Esse é o mote pelo qual passa a novela de Mark Twain. É a partir daí que irá se criar uma tentação para os adultos da cidade de Hadleyburg. O senhor Richards, ao chegar em casa toma conhecimento do que ocorrera e resolve mandar o bilhete para sair no jornal, para que toda a cidade possa ajudar a saber quem fora esse homem.

Mas depois disso o que se verá é que sentimentos ruins e maldosos começam a surgir, não apenas no casal Richards, entre os habitantes da cidade. Como a única pessoa que poderia ter realizado esse feito, de ter ajudado um mendigo à noite, dando-lhe dinheiro está morta, cada um dos habitantes começa a imaginar que poderia ter sido o responsável por tal ajuda.
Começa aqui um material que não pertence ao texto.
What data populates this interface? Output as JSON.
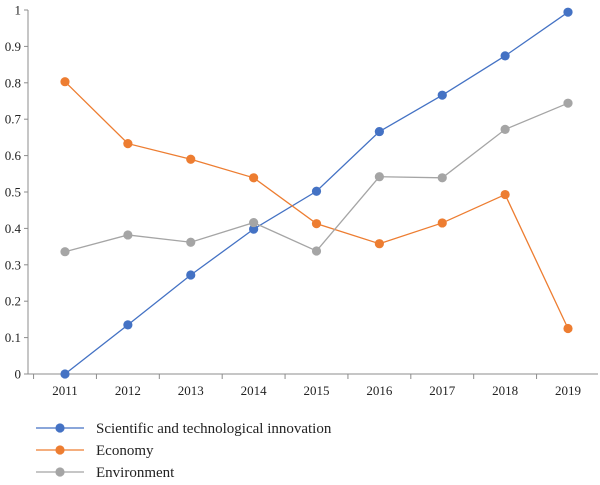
{
  "chart_data": {
    "type": "line",
    "title": "",
    "xlabel": "",
    "ylabel": "",
    "x": [
      "2011",
      "2012",
      "2013",
      "2014",
      "2015",
      "2016",
      "2017",
      "2018",
      "2019"
    ],
    "ylim": [
      0,
      1
    ],
    "yticks": [
      "0",
      "0.1",
      "0.2",
      "0.3",
      "0.4",
      "0.5",
      "0.6",
      "0.7",
      "0.8",
      "0.9",
      "1"
    ],
    "grid": false,
    "legend_position": "bottom-left",
    "series": [
      {
        "name": "Scientific and technological innovation",
        "color": "#4472c4",
        "values": [
          0.0,
          0.135,
          0.272,
          0.398,
          0.502,
          0.666,
          0.766,
          0.874,
          0.994
        ]
      },
      {
        "name": "Economy",
        "color": "#ed7d31",
        "values": [
          0.803,
          0.633,
          0.59,
          0.539,
          0.413,
          0.358,
          0.415,
          0.493,
          0.125
        ]
      },
      {
        "name": "Environment",
        "color": "#a5a5a5",
        "values": [
          0.336,
          0.382,
          0.362,
          0.416,
          0.338,
          0.542,
          0.539,
          0.672,
          0.744
        ]
      }
    ]
  }
}
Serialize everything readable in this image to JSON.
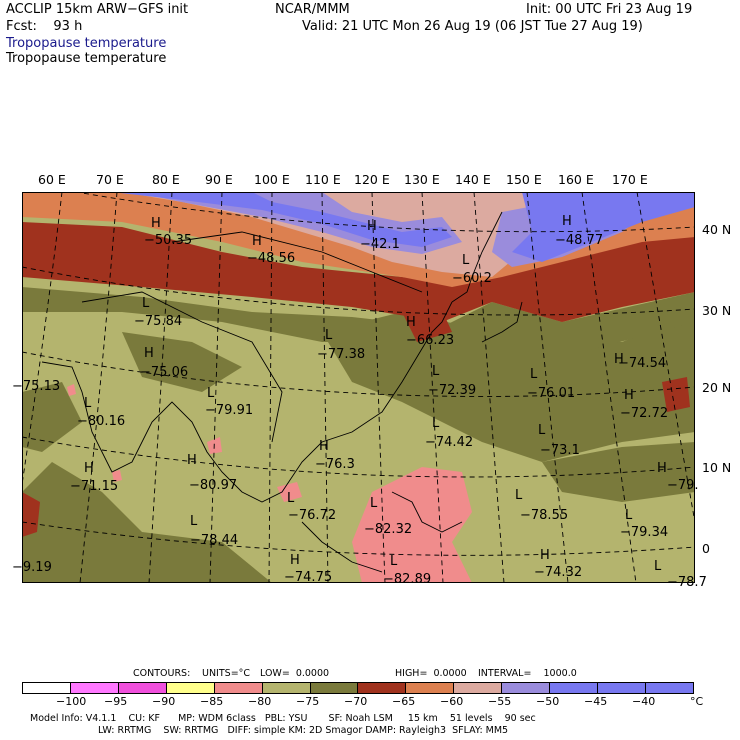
{
  "header": {
    "model": "ACCLIP 15km ARW−GFS init",
    "center": "NCAR/MMM",
    "init": "Init: 00 UTC Fri 23 Aug 19",
    "fcst": "Fcst:    93 h",
    "valid": "Valid: 21 UTC Mon 26 Aug 19 (06 JST Tue 27 Aug 19)",
    "field_title_blue": "Tropopause temperature",
    "field_title_black": "Tropopause temperature"
  },
  "map": {
    "lon_labels": [
      "60 E",
      "70 E",
      "80 E",
      "90 E",
      "100 E",
      "110 E",
      "120 E",
      "130 E",
      "140 E",
      "150 E",
      "160 E",
      "170 E"
    ],
    "lat_labels": [
      "40 N",
      "30 N",
      "20 N",
      "10 N",
      "0"
    ],
    "colors": {
      "olive_dark": "#7a7a3c",
      "olive": "#b4b46e",
      "brown": "#a0321e",
      "orange": "#dc8050",
      "tan": "#dcaaa0",
      "lavender": "#9a8cdc",
      "blue": "#7878f0",
      "pink": "#f08c8c"
    },
    "extrema": [
      {
        "mark": "H",
        "value": "−50.35"
      },
      {
        "mark": "H",
        "value": "−48.56"
      },
      {
        "mark": "H",
        "value": "−42.1"
      },
      {
        "mark": "H",
        "value": "−48.77"
      },
      {
        "mark": "L",
        "value": "−60.2"
      },
      {
        "mark": "L",
        "value": "−75.84"
      },
      {
        "mark": "H",
        "value": "−75.06"
      },
      {
        "mark": "L",
        "value": "−77.38"
      },
      {
        "mark": "H",
        "value": "−66.23"
      },
      {
        "mark": "L",
        "value": "−72.39"
      },
      {
        "mark": "L",
        "value": "−76.01"
      },
      {
        "mark": "H",
        "value": "−74.54"
      },
      {
        "mark": "H",
        "value": "−72.72"
      },
      {
        "mark": "L",
        "value": "−80.16"
      },
      {
        "mark": "L",
        "value": "−79.91"
      },
      {
        "mark": "H",
        "value": "−76.3"
      },
      {
        "mark": "L",
        "value": "−74.42"
      },
      {
        "mark": "L",
        "value": "−73.1"
      },
      {
        "mark": "H",
        "value": "−71.15"
      },
      {
        "mark": "H",
        "value": "−80.97"
      },
      {
        "mark": "L",
        "value": "−76.72"
      },
      {
        "mark": "L",
        "value": "−82.32"
      },
      {
        "mark": "L",
        "value": "−78.55"
      },
      {
        "mark": "L",
        "value": "−79.34"
      },
      {
        "mark": "L",
        "value": "−78.44"
      },
      {
        "mark": "H",
        "value": "−74.75"
      },
      {
        "mark": "L",
        "value": "−82.89"
      },
      {
        "mark": "H",
        "value": "−74.32"
      },
      {
        "mark": "H",
        "value": "−79."
      },
      {
        "mark": "",
        "value": "−75.13"
      },
      {
        "mark": "",
        "value": "−9.19"
      },
      {
        "mark": "L",
        "value": "−78.7"
      }
    ]
  },
  "contours": {
    "label": "CONTOURS:",
    "units": "UNITS=°C",
    "low": "LOW=  0.0000",
    "high": "HIGH=  0.0000",
    "interval": "INTERVAL=    1000.0"
  },
  "colorbar": {
    "colors": [
      "#ffffff",
      "#ff78ff",
      "#f050dc",
      "#ffff8c",
      "#f08c8c",
      "#b4b46e",
      "#7a7a3c",
      "#a0321e",
      "#dc8050",
      "#dcaaa0",
      "#9a8cdc",
      "#7878f0",
      "#7878f0",
      "#7878f0"
    ],
    "labels": [
      "−100",
      "−95",
      "−90",
      "−85",
      "−80",
      "−75",
      "−70",
      "−65",
      "−60",
      "−55",
      "−50",
      "−45",
      "−40"
    ],
    "unit": "°C"
  },
  "footer": {
    "line1": "Model Info: V4.1.1    CU: KF      MP: WDM 6class   PBL: YSU       SF: Noah LSM     15 km    51 levels    90 sec",
    "line2": "LW: RRTMG    SW: RRTMG   DIFF: simple KM: 2D Smagor DAMP: Rayleigh3  SFLAY: MM5"
  }
}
O senhor Richards passará noites tentando criar uma história em que aparente ser verídica, para, ao final, ganhar a bolsa valiosa. Mas percebe que todas as histórias que inventa acabam caindo por terra devido a pequenos detalhes, que também se ligam a Burguess, outro personagem que tem importância na história.
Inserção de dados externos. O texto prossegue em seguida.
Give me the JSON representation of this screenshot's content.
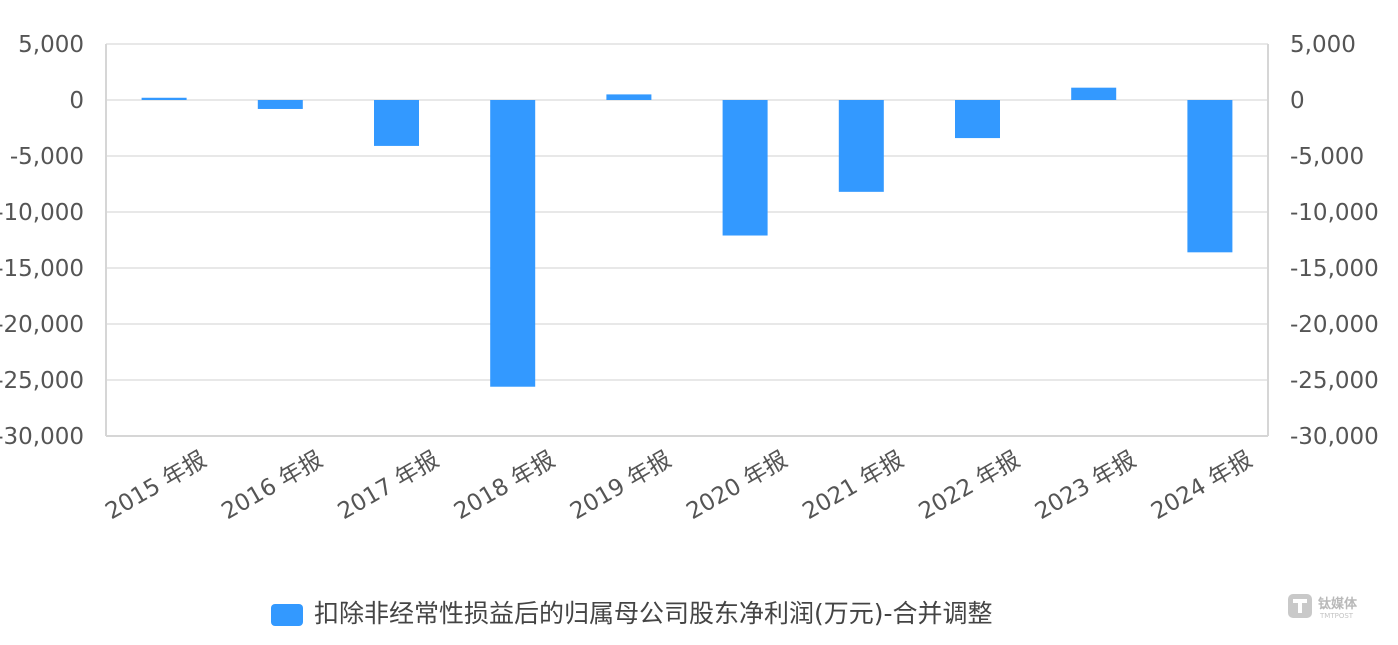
{
  "chart_data": {
    "type": "bar",
    "categories": [
      "2015 年报",
      "2016 年报",
      "2017 年报",
      "2018 年报",
      "2019 年报",
      "2020 年报",
      "2021 年报",
      "2022 年报",
      "2023 年报",
      "2024 年报"
    ],
    "series": [
      {
        "name": "扣除非经常性损益后的归属母公司股东净利润(万元)-合并调整",
        "values": [
          200,
          -800,
          -4100,
          -25600,
          500,
          -12100,
          -8200,
          -3400,
          1100,
          -13600
        ],
        "color": "#3399ff"
      }
    ],
    "ylim": [
      -30000,
      5000
    ],
    "yticks": [
      5000,
      0,
      -5000,
      -10000,
      -15000,
      -20000,
      -25000,
      -30000
    ],
    "ytick_labels": [
      "5,000",
      "0",
      "-5,000",
      "-10,000",
      "-15,000",
      "-20,000",
      "-25,000",
      "-30,000"
    ],
    "secondary_axis": true,
    "grid": true,
    "legend_position": "bottom-center",
    "xtick_rotation": "angled"
  },
  "watermark": {
    "text": "钛媒体",
    "subtext": "TMTPOST",
    "icon": "tmtpost-logo-icon"
  }
}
Assim, em uma noite, toda a cidade se reúne na prefeitura pra descobrir o responsável por tal feito e aclamar aquele que levará à glória a cidade por ter se mantido tão fiel e honesto durante todo esse tempo e que agora seria agraciado com uma bolsa recheada com milhares de dólares como forma de agradecimento por um estrangeiro.

Mas o que acontece, por desenvoltura do plano do estrangeiro, que acaba enviando inúmeros bilhetes falsos para diversos cidadãos ilustres da cidade, para que pensem terem sido eles os responsáveis por tal ventura, a de ajudar um desconhecido, fará com que na noite da reunião todos sejam vistos como falsários, homens desonestos e que, então, acabarão com a honra da cidade.
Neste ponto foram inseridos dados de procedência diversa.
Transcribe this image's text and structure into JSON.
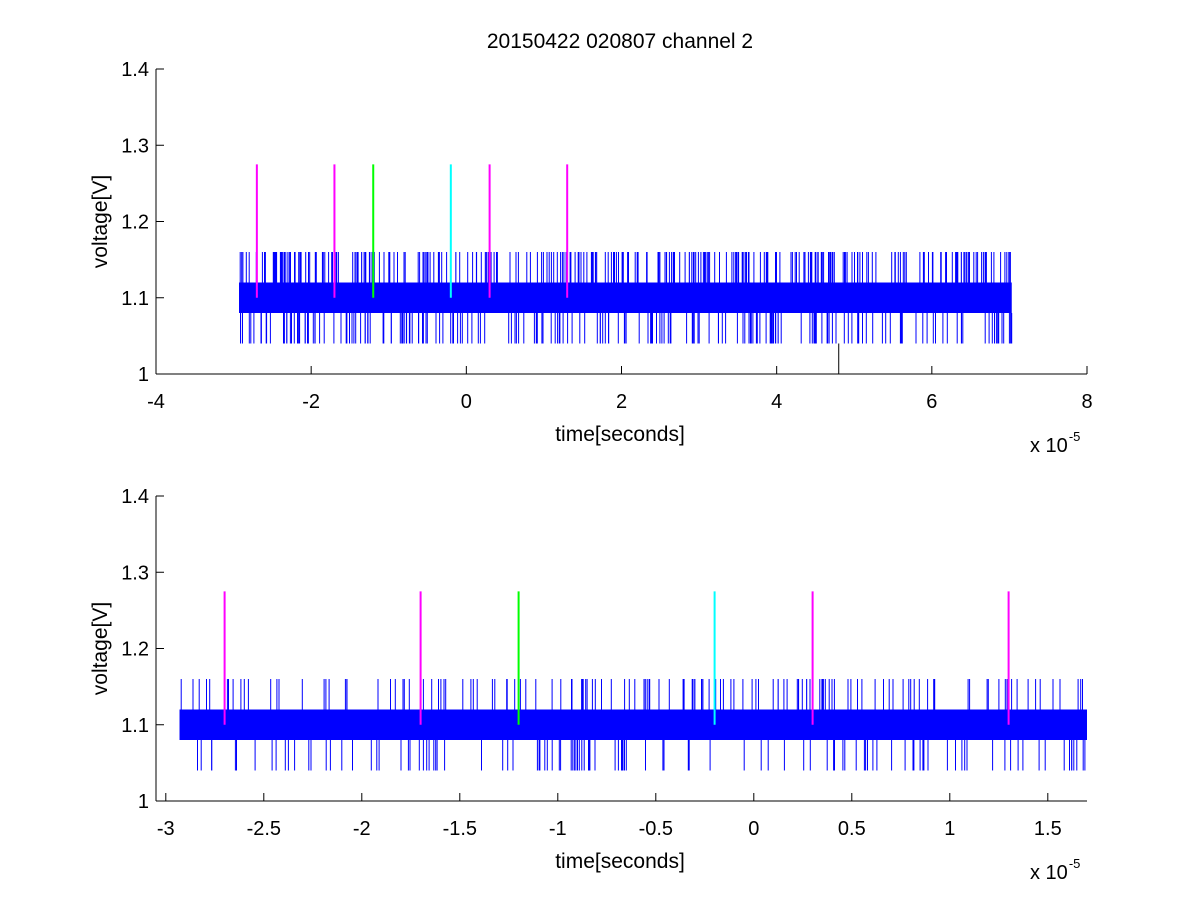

E assim acontece. A escrita de Twain vai, aos poucos, arquitetando, em pouco tempo, uma obra que precisa ser lida e tido como leitura fundamental para quem gosta de criar quebra-cabeças. Na novela, percebe-se os vários nichos criados pelo autor e que vão, aos poucos, se conectando, evidenciando os vários núcleos existentes dentro da cidade. Numa progressão de tempo, sem muitas regressões, conta uma história que, aparentemente, pode ser simples, pois o leitor poderá de antemão supor saber o final da história, até que Twain surpreende com uma certa reviravolta e nos faz gritar sozinhos com o livro em mãos.

Uma leitura rápida, mas densa, em que possibilita pensarmos os dias atuais como estão e como são. Que sociedade é essa que se forma em meio a tanta falsidade? A maneira como facilmente se engana a milhares, a possibilidade de mostrar que nem todos são o que dizem ser e mais, que até os honestos, na verdade, só precisam estar diante de seus medos ou de suas inseguranças para que isso caía por terra e mostre que somos todos iguais e que, portanto, não deveríamos querer ser mais uns dos que os outros.

É o tipo de leitura que facilmente poderia estar na escolas para poder ser possível dialogar com os nossos adolescentes e fazê-los ver e pensar sobre o que acontece entre nós. Questionar se o que acontece na cidade é algo que realmente a corrompe ou que a liberta. É possível, com as ações dos personagens, e o que acontece ao final do livro, parar para pensar se nossa sociedade é tão parecida com os homens e mulheres de Hadleyburg. Se a humanidade em si é honesta. Se fosse, estaríamos vivendo da maneira que estamos?

Um bom livro, como esse publicado pela Editora Grua, em sua coleção A Arte da Novela, é aquele que nos faz ter prazer, certamente, enquanto leitura, mas aquele que proporciona inúmeros questionamentos também. Trazer para a nossa realidade algo que achamos crer apenas como ficção é o que faz uma obra ter ares de grande. E o que ela traz, em suas dúvidas e seus questionamentos também.